(Mis)understanding Sustainability

Last month in my weekly column I questioned if ‘environment’ and ‘sustainability’ are dirty words in Whanganui as they were hardly mentioned in the candidates’ statements for the local body elections. One eager candidate contacted me, and suggested that they were not dirty words, but just that different language was being used. The candidate suggested terms like ‘sustainable growth’ and ‘sustainable job creation.’
How sustainable is running outdoor lighting during the daytime?

The response leads me to believe that ‘sustainability’ may not so much be a dirty word in Whanganui as a misunderstood one. This is not so much of a surprise as, by and large, our schools have not done a good job educating for sustainability, or even for an understanding of what sustainability is. That’s a shame because there is a mountain of research showing that engaging children in sustainability learning can enhance their learning of maths, science, social science and languages. But that’s not what I’m here to write about today. (I’ve already written a 400-page thesis on the topic.)
The term ‘sustainable growth’, when examined through the lens of sustainability, is an oxymoron. From a sustainability perspective, growth for growths sake is unsustainable. It is a bit like cancer: it can grow and grow but ultimately stops growing when it kills the host. Any broadly accepted definition of sustainability emphasizes balancing economic growth with environmental protection and social wellbeing.
It appears to me that the candidate must have confused ‘sustainable growth’ with ‘sustaining growth.’ Sustaining growth is business-as-usual for industrial Western society. It simply means, how do we keep growth growing? In the words of the Onceler from The Lorax, “biggering and biggering and biggering and biggering.”
But in the well-known Dr. Seuss story, the Onceler ultimately runs up against limits to growth. In some ways, sustainability is about proactively ‘living within limits’ so that we don’t bump up against harsh realities down the track. These could be ‘Inconvenient Truths’ or debt defaults.
However, there is a perception that selling ‘living within limits’ to the population of a consumer society is a bit like selling Wallaby jerseys at Eden Park. It brings to mind the words of Winston Churchill, “I have nothing to offer but blood, toil, tears and sweat.”
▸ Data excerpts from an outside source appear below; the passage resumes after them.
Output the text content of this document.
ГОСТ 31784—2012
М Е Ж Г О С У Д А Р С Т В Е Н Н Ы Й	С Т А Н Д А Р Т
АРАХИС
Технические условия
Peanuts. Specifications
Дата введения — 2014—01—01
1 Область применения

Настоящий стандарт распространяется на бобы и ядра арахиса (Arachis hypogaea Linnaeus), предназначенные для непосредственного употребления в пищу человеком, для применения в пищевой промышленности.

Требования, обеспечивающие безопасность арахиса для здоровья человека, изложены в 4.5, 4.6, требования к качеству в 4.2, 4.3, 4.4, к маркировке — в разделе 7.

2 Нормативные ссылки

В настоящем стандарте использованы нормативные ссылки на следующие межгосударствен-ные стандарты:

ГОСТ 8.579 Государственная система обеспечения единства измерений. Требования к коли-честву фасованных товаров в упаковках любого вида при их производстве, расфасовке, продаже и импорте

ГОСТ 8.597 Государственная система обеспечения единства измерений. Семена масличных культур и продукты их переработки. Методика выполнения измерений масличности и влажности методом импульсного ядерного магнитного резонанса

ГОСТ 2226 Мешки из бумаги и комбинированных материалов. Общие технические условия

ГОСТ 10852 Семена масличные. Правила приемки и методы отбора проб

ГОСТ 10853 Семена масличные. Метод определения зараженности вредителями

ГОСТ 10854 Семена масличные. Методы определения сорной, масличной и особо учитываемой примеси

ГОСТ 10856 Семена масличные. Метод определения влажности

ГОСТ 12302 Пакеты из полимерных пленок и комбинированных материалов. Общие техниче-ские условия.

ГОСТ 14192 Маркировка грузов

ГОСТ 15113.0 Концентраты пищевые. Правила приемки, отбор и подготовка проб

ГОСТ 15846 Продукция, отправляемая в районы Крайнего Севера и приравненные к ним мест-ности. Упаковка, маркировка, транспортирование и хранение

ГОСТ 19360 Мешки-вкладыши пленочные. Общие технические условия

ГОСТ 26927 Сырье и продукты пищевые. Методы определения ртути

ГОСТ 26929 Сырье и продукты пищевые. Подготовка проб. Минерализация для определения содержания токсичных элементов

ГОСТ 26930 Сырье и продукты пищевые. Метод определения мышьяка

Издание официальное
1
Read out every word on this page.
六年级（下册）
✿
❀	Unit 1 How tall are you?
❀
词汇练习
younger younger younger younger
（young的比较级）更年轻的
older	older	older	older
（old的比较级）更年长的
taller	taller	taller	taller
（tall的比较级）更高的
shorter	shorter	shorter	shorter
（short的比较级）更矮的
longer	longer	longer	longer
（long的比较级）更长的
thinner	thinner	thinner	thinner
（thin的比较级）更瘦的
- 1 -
It’s not really that bad, but there is a common misunderstanding that sustainability is all about sacrifice and deprivation. In my experience, this could not be further from the truth. The type of sustainability that I embrace – based on good eco-design – cultivates win-win-win situations between the environment, economics, and human needs.
An obvious example of this is energy efficiency. Saving power saves money while providing the same or better services for people. Meanwhile, people can use the savings to enhance their lives in other ways: eating healthy, local food; buying beautiful, local art; hiring a baby-sitter so mum and dad can go out to a local restaurant.
Do you see a trend developing here? Every dollar we do not send to power companies in Auckland, Christchurch and Wellington is a dollar potentially spent right here at home. All of this money already exists in Whanganui. We do not need to ‘attract’ these dollars here to boost our economy.
From this perspective, I think it is downright silly for us to voluntarily send millions – yes millions – of dollars away from our city every year for no reasons that I can discern other than apathy or indifference. Any concerted effort to save power in Whanganui would simultaneously: help low-income families and pensioners; support local businesses; lower health-associated expenses; help the environment; and, create local jobs. How many wins is that?
Other cities have embraced this logic to great effect. Yet Whanganui has not, and I’m at a loss as to understand why not. Is it that we are so wealthy we do not feel we need to worry about saving power and money? Hardly. Yet, every time I go to the Central Library I am reminded of what appears to be the apathy or indifference of our Council regarding sustainability.
Lightbulbs burning under a skylight at mid-day.
It has now been over three years since I first mentioned to library staff that the outside lights were running during the daytime. As of last week, they were still shining brightly on a sunny day. A conservative estimate puts the cost to ratepayers at $600 since I first brought the issue up in October, 2010. How long do participants in a democracy put up with such an unsustainable waste of their money? With so much chatter about our city’s debt, and debate over rates, it is unfathomable to me that we cannot simply turn off a light.